At least as far as Paramount’s version goes, A New Leaf is a simultaneously sweet and pitch-black comedy about a would-be ladykiller whose scheme gets derailed by love. The film is visually unimaginative but filled with clever dialogue, so it comes across like filmed theater—fitting May’s background as part of an iconic comedy duo, the best scenes are two-person sketches that soar with wry patter. In addition to writing and directing the picture, May costars, quite effectively, as Henrietta Lowell, a meek heiress who lands in the crosshairs of Henry Graham (Walter Matthau), an aging heir who has depleted his fortune. Receiving advice to marry a woman with money, the hopelessly self-involved Henry resolves to find and kill an heiress, since the thought of actually sharing his life with another person is abhorrent. For a time, he believes he’s found the perfect mark in Henrietta, a shy klutz who can’t see through his duplicity, so dark humor steams from the way he cajoles her into marriage, even as her exasperated lawyer, Andy McPherson (Jack Weston), tries to protect Henrietta for less-than-noble reasons. The inevitable twist is that Graham develops the capacity to care about another human being, making it difficult to follow through on his homicidal intentions.
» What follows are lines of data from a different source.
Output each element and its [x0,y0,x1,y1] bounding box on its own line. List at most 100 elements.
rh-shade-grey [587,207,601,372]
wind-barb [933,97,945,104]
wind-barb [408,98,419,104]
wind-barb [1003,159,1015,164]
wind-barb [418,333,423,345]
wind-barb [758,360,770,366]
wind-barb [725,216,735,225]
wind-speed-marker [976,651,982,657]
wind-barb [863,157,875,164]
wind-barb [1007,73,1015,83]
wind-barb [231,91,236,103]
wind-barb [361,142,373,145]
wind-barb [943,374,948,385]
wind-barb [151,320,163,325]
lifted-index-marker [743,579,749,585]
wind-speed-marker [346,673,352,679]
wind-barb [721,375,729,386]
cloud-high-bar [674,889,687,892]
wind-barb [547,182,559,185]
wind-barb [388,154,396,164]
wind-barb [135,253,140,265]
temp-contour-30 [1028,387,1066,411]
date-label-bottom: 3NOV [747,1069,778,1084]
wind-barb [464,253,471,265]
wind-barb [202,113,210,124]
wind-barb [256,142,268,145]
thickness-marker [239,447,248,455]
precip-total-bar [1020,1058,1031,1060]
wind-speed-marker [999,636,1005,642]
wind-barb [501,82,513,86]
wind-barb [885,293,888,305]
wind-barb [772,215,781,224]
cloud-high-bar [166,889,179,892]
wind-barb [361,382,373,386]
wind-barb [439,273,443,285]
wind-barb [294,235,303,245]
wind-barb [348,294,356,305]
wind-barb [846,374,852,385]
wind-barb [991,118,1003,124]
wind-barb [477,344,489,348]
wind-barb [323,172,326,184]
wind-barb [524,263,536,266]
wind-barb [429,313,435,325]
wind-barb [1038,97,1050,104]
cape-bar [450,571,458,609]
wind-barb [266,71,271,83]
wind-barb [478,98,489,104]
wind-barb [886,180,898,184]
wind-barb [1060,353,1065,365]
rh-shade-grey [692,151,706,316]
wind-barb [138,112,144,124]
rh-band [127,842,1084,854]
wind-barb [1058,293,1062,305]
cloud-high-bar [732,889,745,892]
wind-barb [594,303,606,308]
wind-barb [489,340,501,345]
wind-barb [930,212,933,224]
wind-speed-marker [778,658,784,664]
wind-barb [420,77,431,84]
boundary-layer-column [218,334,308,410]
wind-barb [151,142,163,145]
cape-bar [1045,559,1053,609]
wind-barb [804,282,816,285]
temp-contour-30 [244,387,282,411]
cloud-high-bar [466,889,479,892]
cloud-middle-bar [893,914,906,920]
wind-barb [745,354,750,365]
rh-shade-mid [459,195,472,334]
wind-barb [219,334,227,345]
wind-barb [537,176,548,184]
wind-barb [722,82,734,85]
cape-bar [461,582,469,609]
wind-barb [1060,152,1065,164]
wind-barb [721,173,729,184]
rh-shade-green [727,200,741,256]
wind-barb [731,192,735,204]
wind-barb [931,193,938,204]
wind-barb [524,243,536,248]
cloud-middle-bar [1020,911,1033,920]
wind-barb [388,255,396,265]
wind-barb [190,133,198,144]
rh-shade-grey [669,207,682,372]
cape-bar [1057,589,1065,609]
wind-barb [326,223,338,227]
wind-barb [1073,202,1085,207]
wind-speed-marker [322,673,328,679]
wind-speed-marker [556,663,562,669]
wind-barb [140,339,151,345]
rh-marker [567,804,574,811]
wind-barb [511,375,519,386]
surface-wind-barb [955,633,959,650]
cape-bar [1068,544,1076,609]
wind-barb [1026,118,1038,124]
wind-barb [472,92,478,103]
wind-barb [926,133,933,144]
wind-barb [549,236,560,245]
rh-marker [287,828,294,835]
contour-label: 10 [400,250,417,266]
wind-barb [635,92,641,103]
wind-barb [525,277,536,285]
Based on a Jack Ritchie story, A New Leaf presents a sturdy narrative that hums along nicely even though the humor is never riotous. The title refers to Henrietta’s interest in botany, one of several traits that make her likeable because she’s a complete innocent. May’s performance is charming and utterly devoid of vanity; it’s also a kick to watch her trade punchlines with stone-cold comedy pro Matthau, cast against type as an immaculately dressed sophisticate. Among the supporting players, Weston delivers one of his patented uptight characterizations, James Coco gives a fun turn as Graham’s repulsive uncle, Doris Roberts pops as a lascivious housekeeper, and George Rose adds heart in the role of Henry’s patient butler.